# Its 101 out and what am I doing?



## merrimacmill (Apr 18, 2007)

*Its 101 degrees out and what am I doing?*

So I just went and pulled up the weather "widget" on my computer, and was shocked that we are now at 101 degrees and apparently are breaking records for heat in our area according to the news. I was shocked because its 66 in my house right now.
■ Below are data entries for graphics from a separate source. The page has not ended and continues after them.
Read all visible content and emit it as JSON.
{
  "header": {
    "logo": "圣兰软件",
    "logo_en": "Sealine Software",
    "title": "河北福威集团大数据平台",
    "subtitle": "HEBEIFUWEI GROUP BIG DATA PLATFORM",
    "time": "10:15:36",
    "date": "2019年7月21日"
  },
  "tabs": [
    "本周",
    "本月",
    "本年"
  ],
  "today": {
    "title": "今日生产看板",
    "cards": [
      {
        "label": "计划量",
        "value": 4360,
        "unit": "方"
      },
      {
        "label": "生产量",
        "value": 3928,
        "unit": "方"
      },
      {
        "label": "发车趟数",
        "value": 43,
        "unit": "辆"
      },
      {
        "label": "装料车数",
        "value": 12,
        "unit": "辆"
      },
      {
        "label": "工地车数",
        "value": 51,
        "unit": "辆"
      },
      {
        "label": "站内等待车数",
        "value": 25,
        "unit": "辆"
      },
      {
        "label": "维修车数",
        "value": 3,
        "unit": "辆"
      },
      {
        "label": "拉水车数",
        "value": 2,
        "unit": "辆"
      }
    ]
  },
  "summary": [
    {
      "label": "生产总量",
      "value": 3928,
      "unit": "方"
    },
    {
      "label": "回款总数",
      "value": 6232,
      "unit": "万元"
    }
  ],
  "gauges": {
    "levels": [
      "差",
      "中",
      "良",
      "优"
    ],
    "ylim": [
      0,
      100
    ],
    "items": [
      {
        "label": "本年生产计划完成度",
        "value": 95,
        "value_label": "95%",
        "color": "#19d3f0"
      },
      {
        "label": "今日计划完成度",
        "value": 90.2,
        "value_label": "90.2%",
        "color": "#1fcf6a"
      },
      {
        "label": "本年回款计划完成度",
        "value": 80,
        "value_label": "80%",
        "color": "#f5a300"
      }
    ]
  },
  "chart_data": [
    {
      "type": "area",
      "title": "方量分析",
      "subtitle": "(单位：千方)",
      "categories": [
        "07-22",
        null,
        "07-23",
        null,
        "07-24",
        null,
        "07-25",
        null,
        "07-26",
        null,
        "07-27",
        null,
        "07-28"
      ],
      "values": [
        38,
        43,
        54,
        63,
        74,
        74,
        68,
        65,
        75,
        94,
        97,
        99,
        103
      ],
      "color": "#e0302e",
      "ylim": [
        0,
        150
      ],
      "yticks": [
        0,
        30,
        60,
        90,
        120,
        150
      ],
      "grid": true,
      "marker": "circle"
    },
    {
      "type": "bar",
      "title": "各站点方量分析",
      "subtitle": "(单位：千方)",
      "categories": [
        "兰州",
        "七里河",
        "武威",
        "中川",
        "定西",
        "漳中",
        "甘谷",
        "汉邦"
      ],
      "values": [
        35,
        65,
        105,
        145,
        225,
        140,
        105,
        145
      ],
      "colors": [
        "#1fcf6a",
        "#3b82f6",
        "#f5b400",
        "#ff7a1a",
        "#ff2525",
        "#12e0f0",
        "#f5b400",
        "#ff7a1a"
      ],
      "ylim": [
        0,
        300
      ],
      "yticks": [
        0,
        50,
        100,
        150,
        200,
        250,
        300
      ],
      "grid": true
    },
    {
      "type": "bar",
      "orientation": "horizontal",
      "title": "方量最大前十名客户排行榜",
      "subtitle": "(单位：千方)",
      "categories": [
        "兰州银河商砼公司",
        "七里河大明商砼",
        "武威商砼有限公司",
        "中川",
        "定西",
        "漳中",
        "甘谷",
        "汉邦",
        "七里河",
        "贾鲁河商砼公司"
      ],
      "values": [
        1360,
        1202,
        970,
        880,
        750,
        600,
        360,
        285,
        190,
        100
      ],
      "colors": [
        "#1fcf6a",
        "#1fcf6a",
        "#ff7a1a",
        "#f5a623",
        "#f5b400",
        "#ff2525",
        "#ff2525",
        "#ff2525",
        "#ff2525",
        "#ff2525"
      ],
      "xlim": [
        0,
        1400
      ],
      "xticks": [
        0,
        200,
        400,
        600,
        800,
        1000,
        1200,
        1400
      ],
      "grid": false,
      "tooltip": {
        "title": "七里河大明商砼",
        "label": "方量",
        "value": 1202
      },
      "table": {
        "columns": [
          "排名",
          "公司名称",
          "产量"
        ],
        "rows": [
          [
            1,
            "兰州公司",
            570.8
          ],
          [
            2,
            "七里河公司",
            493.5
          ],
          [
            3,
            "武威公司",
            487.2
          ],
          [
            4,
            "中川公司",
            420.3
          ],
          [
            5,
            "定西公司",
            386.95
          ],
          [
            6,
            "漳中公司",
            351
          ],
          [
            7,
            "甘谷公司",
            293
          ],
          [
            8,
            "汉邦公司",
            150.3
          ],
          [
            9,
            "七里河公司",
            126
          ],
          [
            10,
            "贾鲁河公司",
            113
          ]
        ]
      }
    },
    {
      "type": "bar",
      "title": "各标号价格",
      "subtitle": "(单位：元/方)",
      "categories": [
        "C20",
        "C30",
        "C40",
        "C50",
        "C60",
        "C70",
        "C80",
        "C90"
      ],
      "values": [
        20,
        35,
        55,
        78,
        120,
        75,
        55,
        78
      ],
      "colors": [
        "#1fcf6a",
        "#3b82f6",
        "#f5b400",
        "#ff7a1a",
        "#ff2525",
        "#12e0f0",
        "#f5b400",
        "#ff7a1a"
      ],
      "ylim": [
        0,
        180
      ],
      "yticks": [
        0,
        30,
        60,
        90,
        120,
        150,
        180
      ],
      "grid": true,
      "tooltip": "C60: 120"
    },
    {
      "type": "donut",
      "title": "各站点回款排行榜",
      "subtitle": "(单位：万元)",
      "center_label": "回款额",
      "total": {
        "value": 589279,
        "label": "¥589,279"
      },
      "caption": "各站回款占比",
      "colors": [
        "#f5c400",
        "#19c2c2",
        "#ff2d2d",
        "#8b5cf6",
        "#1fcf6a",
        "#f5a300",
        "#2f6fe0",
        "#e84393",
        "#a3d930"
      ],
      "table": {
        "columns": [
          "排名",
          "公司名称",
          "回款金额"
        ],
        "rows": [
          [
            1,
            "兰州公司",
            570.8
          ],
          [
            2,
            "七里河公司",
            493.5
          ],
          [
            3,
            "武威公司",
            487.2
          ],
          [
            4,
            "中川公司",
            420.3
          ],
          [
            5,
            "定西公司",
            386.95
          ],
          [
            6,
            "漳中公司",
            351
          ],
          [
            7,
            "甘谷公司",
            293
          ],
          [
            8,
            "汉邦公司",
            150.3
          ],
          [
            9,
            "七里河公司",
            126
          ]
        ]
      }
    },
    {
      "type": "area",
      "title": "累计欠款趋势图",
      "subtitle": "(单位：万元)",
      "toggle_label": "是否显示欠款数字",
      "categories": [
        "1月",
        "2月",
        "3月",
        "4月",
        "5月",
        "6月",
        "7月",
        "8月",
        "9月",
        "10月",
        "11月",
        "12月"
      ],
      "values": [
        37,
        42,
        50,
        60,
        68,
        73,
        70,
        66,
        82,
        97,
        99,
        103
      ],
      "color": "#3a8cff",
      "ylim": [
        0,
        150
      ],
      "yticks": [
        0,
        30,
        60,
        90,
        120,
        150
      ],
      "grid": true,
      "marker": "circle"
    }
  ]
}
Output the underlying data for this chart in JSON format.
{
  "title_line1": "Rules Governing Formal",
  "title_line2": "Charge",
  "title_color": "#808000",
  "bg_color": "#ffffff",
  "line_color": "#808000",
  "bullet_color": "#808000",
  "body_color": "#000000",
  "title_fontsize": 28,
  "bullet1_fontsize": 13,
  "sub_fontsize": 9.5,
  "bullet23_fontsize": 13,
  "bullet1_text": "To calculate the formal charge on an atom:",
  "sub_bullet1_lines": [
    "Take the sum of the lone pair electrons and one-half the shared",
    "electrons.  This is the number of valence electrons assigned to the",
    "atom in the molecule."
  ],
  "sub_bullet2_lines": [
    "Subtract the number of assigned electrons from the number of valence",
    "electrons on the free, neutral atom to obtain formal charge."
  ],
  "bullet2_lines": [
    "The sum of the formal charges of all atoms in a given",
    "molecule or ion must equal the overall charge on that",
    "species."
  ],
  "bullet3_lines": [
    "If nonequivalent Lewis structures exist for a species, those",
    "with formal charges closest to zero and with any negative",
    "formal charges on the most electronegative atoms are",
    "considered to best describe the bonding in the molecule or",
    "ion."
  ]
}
Then I look up and I realized what website I've been spending a decent amount of time on today. What a coincidence... Just looking forward to some snow.


----------



## SNOWLORD (Aug 10, 2007)

You guys are getting what we had earlier this week. Get some suspenders for your balls you will need them.


----------



## CGM Inc. (Dec 15, 2008)

SNOWLORD;1293744 said:


> You guys are getting what we had earlier this week. Get some suspenders for your balls you will need them.


:laughing::laughing: 
We also broke records yesterday!


----------



## cet (Oct 2, 2004)

I drove right through your neck of the woods today. When I saw the name of the town I wondered if that is where you were from.

I was going from Bar Harbor Maine to Foxboro Mass.

My truck was reading 102.


----------



## snocrete (Feb 28, 2009)

SNOWLORD;1293744 said:


> You guys are getting what we had earlier this week. Get some suspenders for your balls you will need them.


I had to get a wheel-barrow for mine.


----------



## thelettuceman (Nov 23, 2010)

I sent out proposals for the upcoming season ... about the wheel barrow ..... LMAO !!!!!


----------